Jakarta, elaeis.co – Pemerintah mulai memperkuat berbagai langkah untuk mengejar target sertifikasi Indonesian Sustainable Palm Oil (ISPO) bagi seluruh pekebun kelapa sawit. Kewajiban tersebut akan berlaku penuh mulai 19 Maret 2029.
Ketentuan itu mengacu pada Peraturan Presiden (Perpres) Nomor 16 Tahun 2025 tentang Sistem Sertifikasi Kelapa Sawit Berkelanjutan Indonesia.
Regulasi yang diundangkan pada 19 Maret 2025 tersebut memberikan masa transisi selama empat tahun bagi pelaku usaha sawit untuk memenuhi kewajiban sertifikasi.
Kementerian Koordinator Bidang Perekonomian menilai masa transisi menjadi periode penting untuk mempercepat kesiapan pekebun, terutama petani rakyat yang tingkat sertifikasinya masih jauh tertinggal dibandingkan perusahaan perkebunan.
Asisten Deputi Bidang Pengembangan Usaha BUMN Bidang Industri Manufaktur, Agro, Farmasi, dan Kesehatan Kemenko Perekonomian, Mochammad Edy Yusuf, mengatakan pemerintah mengasumsikan seluruh pekebun sudah memiliki sertifikat ISPO pada 2029.
"Jadi, pada 2029 kami mengasumsikan seluruh pekebun sudah memiliki sertifikasi ISPO," kata Edy dalam Regional Learning Forum on Sustainable Commodities di Jakarta, Minggu (30/8).
Data Badan Standardisasi Nasional (BSN) per Juni 2026 menunjukkan tantangan yang dihadapi pemerintah cukup besar.
Sertifikat ISPO kategori pekebun baru diterbitkan kepada 144 pelaku usaha dengan luas lahan sekitar 355.122,33 hektare.

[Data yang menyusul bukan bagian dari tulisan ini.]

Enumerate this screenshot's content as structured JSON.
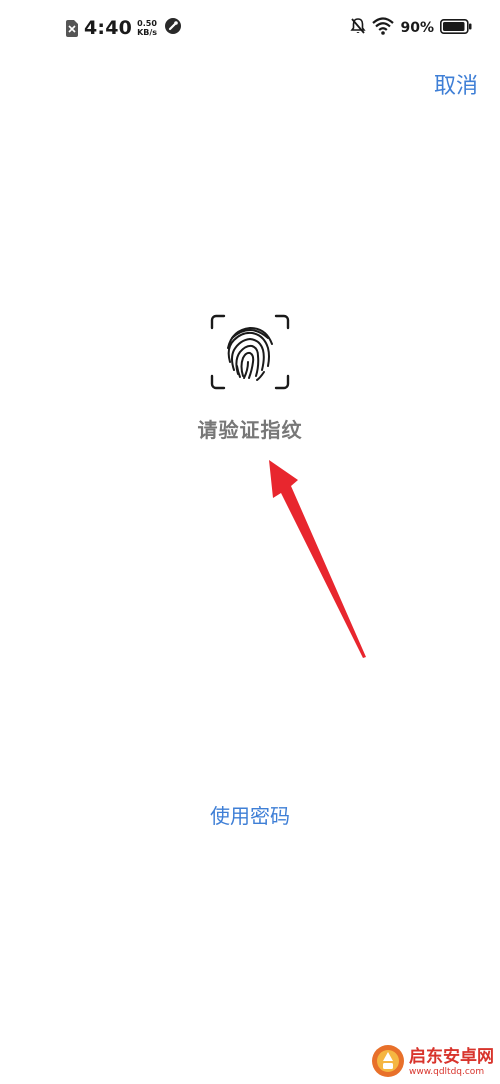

Sebaliknya, kategori perusahaan telah mencapai 909 pelaku usaha dengan cakupan lahan sekitar 7,17 juta hektare.
Perbedaan tersebut menunjukkan bahwa percepatan sertifikasi tidak cukup hanya dengan mendorong kepatuhan.
Pemerintah juga perlu mengatasi hambatan yang selama ini dihadapi pekebun, mulai dari legalitas lahan, kapasitas kelembagaan hingga biaya pemenuhan persyaratan.
"Dukungan kepada pekebun sangat penting karena kami mengakui realisasi untuk pekebun masih rendah," ujar Edy.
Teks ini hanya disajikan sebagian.